When asked why the US might have wanted to protect the name of the journalist (one of 10,000 redactions) and whether their life was now endangered, the source is circumspect: “I can’t speak to why the US requested my name be redacted. The issue isn’t particularly sensitive any more. I don’t feel my life is threatened — but I also have no plans to head back to [that country] any time soon. If I did, I might feel differently.”

While at least one journalist, Wadah Khanfar from Al Jazeera, has apparently lost his job due to appearances in the cables, our source was unconcerned about professional repercussions of appearing in a secret US diplomatic cable.

“I don’t think the cable’s publication should cause me any professional problems,” he told Crikey. “Relaying on-the-record comments in an effort to seek reaction to them is fairly standard practice.”

Many of the people mentioned in the cables are caught in the cross-fire between the global super power and the world’s free press. The vast majority of the redacted are, as one former WikiLeaks staffer summarised, “activists, opposition politicians, bloggers in autocratic regimes and their real identities, victims of crime and political coercion”, with a healthy number of local and expatriate business people and journalists in the mix.

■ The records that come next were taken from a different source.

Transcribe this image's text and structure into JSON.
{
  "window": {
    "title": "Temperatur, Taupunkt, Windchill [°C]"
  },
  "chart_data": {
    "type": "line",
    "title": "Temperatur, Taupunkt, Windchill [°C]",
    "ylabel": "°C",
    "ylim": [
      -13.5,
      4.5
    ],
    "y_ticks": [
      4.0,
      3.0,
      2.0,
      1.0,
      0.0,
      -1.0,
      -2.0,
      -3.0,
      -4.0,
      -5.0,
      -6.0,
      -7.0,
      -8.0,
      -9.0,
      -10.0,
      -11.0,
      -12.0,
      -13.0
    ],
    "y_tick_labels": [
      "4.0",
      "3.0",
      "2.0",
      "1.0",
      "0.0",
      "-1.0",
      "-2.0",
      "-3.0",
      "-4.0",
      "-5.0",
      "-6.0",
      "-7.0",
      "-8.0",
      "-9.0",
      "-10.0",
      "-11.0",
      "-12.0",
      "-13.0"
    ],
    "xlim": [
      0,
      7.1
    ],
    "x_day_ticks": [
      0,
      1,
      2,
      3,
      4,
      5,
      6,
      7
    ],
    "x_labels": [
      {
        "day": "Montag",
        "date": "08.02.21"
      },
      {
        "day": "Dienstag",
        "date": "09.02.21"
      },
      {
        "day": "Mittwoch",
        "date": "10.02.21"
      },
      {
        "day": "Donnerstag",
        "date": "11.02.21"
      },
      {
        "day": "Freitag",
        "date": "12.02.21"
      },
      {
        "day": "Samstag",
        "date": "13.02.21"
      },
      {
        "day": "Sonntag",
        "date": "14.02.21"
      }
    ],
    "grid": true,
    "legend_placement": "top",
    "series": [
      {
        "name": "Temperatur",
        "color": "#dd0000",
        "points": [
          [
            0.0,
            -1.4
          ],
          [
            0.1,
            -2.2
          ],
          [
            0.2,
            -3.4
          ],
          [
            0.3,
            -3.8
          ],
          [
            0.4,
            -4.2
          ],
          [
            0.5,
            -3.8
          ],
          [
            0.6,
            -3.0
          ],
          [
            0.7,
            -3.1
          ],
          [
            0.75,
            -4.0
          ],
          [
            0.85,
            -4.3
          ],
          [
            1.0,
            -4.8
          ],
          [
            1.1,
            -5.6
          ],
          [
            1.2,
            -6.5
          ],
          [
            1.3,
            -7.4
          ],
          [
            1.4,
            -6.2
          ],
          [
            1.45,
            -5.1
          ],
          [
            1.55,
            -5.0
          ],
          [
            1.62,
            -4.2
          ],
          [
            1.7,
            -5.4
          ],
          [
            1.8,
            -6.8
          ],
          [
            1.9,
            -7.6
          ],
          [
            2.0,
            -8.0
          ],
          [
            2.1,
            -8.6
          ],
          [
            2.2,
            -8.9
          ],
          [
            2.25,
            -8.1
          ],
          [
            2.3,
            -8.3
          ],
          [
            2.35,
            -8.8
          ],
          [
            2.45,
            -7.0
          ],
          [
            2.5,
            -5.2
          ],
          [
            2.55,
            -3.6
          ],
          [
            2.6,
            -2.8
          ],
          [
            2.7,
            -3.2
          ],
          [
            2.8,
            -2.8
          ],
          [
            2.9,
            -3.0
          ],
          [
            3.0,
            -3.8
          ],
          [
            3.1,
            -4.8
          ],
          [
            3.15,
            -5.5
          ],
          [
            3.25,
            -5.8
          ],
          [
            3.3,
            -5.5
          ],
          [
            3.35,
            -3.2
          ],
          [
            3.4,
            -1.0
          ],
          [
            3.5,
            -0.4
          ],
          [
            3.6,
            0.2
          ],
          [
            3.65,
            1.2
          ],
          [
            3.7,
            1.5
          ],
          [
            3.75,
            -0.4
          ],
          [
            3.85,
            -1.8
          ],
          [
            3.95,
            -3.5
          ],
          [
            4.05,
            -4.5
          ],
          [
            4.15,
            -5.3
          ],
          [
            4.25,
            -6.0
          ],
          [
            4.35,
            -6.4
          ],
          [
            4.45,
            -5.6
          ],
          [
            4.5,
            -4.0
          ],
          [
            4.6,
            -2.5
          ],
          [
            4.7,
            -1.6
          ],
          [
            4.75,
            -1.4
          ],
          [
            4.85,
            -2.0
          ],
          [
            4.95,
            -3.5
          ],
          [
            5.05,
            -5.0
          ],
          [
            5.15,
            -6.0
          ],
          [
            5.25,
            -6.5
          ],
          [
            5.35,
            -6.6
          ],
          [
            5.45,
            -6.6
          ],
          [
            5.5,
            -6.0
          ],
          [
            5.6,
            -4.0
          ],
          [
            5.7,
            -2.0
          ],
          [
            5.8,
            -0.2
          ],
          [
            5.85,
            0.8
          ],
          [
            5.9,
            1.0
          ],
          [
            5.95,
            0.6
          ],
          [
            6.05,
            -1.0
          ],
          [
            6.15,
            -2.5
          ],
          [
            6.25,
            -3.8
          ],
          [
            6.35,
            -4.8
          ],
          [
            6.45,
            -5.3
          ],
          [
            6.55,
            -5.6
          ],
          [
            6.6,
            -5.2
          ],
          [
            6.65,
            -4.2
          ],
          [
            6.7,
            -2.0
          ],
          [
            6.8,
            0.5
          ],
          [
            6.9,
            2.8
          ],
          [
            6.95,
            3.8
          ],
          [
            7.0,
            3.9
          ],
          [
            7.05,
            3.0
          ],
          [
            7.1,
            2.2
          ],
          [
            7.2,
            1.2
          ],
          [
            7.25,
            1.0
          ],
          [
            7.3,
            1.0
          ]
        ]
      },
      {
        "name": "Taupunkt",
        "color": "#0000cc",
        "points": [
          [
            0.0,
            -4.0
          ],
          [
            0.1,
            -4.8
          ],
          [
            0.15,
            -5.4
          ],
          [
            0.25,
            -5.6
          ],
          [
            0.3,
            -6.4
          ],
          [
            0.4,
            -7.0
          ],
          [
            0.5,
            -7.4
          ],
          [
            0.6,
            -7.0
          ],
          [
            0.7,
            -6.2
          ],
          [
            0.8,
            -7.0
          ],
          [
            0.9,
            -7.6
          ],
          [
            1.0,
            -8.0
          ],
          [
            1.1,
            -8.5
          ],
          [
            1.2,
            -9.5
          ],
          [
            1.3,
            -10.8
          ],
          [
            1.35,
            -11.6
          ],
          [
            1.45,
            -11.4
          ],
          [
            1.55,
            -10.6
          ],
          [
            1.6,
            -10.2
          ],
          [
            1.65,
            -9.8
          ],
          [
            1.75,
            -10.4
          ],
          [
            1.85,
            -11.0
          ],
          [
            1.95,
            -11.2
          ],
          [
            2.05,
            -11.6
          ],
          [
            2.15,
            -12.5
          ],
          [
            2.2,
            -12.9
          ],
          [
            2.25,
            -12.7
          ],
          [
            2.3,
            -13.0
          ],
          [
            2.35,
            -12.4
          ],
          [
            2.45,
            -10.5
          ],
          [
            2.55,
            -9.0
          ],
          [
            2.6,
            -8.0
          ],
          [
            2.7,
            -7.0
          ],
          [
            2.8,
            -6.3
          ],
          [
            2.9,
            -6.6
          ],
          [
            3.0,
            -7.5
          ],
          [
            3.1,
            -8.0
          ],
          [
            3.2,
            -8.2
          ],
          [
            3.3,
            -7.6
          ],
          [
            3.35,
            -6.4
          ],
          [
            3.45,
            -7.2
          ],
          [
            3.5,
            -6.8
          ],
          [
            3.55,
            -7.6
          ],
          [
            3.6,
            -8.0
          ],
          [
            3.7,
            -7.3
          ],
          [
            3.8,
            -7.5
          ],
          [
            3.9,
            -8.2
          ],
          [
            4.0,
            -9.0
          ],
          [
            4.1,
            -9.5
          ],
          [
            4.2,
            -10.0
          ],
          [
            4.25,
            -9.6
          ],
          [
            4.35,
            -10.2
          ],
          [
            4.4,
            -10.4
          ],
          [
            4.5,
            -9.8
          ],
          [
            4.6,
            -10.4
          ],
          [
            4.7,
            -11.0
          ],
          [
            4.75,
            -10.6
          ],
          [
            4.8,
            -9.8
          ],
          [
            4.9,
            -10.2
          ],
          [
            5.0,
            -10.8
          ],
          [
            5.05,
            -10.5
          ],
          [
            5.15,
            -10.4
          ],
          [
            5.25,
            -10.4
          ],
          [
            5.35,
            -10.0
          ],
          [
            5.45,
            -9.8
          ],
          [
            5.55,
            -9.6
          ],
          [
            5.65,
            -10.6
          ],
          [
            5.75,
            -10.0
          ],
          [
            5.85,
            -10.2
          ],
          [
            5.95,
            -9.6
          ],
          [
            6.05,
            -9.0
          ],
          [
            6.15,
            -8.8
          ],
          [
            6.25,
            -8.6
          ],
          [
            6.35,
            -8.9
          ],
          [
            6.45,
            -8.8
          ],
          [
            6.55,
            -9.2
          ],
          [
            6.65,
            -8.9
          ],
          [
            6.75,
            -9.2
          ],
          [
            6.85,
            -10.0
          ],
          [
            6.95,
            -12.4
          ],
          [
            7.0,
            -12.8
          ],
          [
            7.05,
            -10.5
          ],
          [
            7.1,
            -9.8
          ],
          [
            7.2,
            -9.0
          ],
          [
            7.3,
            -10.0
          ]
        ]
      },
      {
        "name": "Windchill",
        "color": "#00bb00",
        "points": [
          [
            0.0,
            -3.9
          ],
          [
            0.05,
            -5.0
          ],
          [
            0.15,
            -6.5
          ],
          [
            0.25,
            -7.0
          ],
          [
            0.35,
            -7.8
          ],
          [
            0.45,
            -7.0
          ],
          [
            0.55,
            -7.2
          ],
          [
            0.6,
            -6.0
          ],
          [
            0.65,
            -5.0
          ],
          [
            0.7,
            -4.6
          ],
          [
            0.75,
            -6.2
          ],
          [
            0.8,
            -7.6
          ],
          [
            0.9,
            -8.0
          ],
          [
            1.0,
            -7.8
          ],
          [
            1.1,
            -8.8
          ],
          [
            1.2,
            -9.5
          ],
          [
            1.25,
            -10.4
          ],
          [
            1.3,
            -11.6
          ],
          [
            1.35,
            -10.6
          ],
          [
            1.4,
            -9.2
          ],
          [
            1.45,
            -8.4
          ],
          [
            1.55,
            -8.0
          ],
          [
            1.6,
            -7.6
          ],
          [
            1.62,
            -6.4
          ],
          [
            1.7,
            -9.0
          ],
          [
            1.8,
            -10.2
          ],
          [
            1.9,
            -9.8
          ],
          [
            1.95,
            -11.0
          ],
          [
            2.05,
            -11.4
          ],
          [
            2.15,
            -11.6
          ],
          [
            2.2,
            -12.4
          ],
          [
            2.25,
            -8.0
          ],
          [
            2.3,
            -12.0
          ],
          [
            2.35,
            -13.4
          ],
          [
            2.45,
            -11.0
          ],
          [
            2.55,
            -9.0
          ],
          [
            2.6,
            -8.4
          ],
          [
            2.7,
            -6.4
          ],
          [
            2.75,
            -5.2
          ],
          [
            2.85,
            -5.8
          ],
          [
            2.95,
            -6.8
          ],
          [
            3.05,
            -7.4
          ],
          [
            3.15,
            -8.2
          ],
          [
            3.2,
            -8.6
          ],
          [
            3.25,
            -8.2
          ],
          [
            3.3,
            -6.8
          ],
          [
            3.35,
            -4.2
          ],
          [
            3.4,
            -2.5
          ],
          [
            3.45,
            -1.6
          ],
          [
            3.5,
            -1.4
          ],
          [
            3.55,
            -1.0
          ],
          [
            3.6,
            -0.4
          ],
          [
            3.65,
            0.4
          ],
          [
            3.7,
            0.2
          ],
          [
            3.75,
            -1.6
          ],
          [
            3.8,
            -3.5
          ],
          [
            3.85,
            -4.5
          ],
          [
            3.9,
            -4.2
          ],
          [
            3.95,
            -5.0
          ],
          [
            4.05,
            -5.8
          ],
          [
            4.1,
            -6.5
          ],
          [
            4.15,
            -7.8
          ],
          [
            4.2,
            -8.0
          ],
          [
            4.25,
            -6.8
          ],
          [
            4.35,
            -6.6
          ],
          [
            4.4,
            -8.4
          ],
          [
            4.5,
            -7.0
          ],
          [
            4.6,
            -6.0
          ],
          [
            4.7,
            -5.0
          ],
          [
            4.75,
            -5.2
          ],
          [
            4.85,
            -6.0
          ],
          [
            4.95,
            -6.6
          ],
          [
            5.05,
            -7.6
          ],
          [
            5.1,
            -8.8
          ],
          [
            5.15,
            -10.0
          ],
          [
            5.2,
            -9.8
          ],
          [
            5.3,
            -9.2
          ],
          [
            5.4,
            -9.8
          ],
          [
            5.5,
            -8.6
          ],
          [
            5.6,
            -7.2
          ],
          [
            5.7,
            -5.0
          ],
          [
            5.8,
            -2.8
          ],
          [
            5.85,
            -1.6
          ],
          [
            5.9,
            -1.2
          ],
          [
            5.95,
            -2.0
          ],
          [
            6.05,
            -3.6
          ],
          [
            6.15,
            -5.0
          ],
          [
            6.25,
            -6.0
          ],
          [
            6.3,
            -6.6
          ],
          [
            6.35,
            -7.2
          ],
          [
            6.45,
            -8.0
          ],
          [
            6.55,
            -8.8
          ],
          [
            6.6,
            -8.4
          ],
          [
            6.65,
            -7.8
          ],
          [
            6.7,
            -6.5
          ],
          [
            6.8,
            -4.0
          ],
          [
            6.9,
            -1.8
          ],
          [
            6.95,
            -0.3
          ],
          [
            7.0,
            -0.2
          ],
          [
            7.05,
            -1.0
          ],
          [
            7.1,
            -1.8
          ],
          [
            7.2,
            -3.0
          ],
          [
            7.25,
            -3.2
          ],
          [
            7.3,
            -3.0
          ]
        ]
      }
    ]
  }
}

What percentage of them were unaware that the US was collating their information into a database? Has the US helped these people by trying to hide their names, or will the tinge of subterfuge cause them more problems? Are redactions an effective tool or wasted effort in the information age? These are questions not just for governments but for journalists. With such large datasets to handle, can organisations such as WikiLeaks scale their methods to match their ideals?